My Baptist friend wrote that “God bless America” seems to him like “an entitlement claim, an assertion of righteousness if not hubris, a call for our tribal god to defeat their tribal god.” He wondered if the correct approach ought not rather to be “entreaty language, suggesting humility, beseeching, even begging.”
I believe he is exactly right. But the U.S. presumption of God’s blessing is deeply rooted in our national ideology of Manifest Destiny. As theology, it is heretical — but it certainly proves compelling as political rhetoric in the theater of wartime. (I would hasten to add that the same is true for a Muslim militant’s assumption that Allah is on the side of his jihad.)

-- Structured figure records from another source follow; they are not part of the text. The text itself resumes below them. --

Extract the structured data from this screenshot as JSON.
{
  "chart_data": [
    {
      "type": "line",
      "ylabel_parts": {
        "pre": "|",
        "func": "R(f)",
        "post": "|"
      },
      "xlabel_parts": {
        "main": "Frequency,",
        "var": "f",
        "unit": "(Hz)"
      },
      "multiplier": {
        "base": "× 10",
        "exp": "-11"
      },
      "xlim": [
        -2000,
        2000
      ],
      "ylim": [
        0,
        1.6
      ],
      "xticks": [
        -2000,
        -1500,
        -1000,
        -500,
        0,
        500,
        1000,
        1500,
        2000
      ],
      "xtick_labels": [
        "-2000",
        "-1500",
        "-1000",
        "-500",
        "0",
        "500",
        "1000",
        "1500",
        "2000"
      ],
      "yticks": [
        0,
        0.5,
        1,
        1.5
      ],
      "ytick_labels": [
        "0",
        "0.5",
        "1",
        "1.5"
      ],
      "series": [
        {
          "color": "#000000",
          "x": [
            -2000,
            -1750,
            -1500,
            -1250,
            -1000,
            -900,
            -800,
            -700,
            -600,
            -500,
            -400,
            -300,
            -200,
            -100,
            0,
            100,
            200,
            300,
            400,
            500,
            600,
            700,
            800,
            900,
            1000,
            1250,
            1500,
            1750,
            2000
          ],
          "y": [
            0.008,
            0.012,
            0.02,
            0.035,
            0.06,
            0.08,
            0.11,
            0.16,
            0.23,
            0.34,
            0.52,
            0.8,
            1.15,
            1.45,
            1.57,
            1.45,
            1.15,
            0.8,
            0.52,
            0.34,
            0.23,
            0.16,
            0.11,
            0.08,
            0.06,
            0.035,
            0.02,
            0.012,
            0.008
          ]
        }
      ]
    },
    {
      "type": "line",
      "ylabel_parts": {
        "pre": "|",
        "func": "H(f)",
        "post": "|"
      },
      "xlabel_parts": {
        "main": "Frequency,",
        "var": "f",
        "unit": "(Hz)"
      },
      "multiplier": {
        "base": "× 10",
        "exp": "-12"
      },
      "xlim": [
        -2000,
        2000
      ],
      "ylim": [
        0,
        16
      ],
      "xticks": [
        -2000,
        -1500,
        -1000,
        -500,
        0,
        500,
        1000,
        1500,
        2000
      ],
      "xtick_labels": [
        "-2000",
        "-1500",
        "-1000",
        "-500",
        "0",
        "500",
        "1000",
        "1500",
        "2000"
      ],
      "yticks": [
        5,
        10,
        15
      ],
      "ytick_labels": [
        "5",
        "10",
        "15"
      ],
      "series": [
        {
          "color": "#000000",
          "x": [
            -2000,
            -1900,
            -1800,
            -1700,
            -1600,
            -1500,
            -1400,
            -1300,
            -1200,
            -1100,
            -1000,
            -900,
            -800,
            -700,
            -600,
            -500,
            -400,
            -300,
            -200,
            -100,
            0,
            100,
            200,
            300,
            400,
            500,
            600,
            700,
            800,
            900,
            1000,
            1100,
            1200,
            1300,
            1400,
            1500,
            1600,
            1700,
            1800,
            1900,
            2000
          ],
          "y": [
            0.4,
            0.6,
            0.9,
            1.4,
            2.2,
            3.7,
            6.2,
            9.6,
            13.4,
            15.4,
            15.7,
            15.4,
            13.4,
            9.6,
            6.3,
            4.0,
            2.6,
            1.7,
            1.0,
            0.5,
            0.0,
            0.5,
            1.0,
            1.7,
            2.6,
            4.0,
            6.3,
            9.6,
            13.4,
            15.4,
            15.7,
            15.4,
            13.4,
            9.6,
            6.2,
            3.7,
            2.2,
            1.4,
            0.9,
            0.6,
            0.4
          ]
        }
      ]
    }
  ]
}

The roots of the English word bless are also curiously informative. The term derives from the Old English bledsian, meaning to consecrate, usually with blood. Are our national calls for God’s blessing — particularly when uttered from presidential or Pentagon pulpits while retaliatory bombs fall on Afghanistan — somehow euphemistic for an ancient desire for blood-vengeance? If so, then our demands upon the deity, like those of the mujahedeen, are truly “missing the mark” — a central metaphor in the biblical tradition for “sin.”
I hate to rain on the patriotic parade that so many of my fellow Christians in the United States have joined. But it appears that as far as Jesus and Paul are concerned, the only blessing we should be soliciting right now is our own “good word” directed toward our enemies.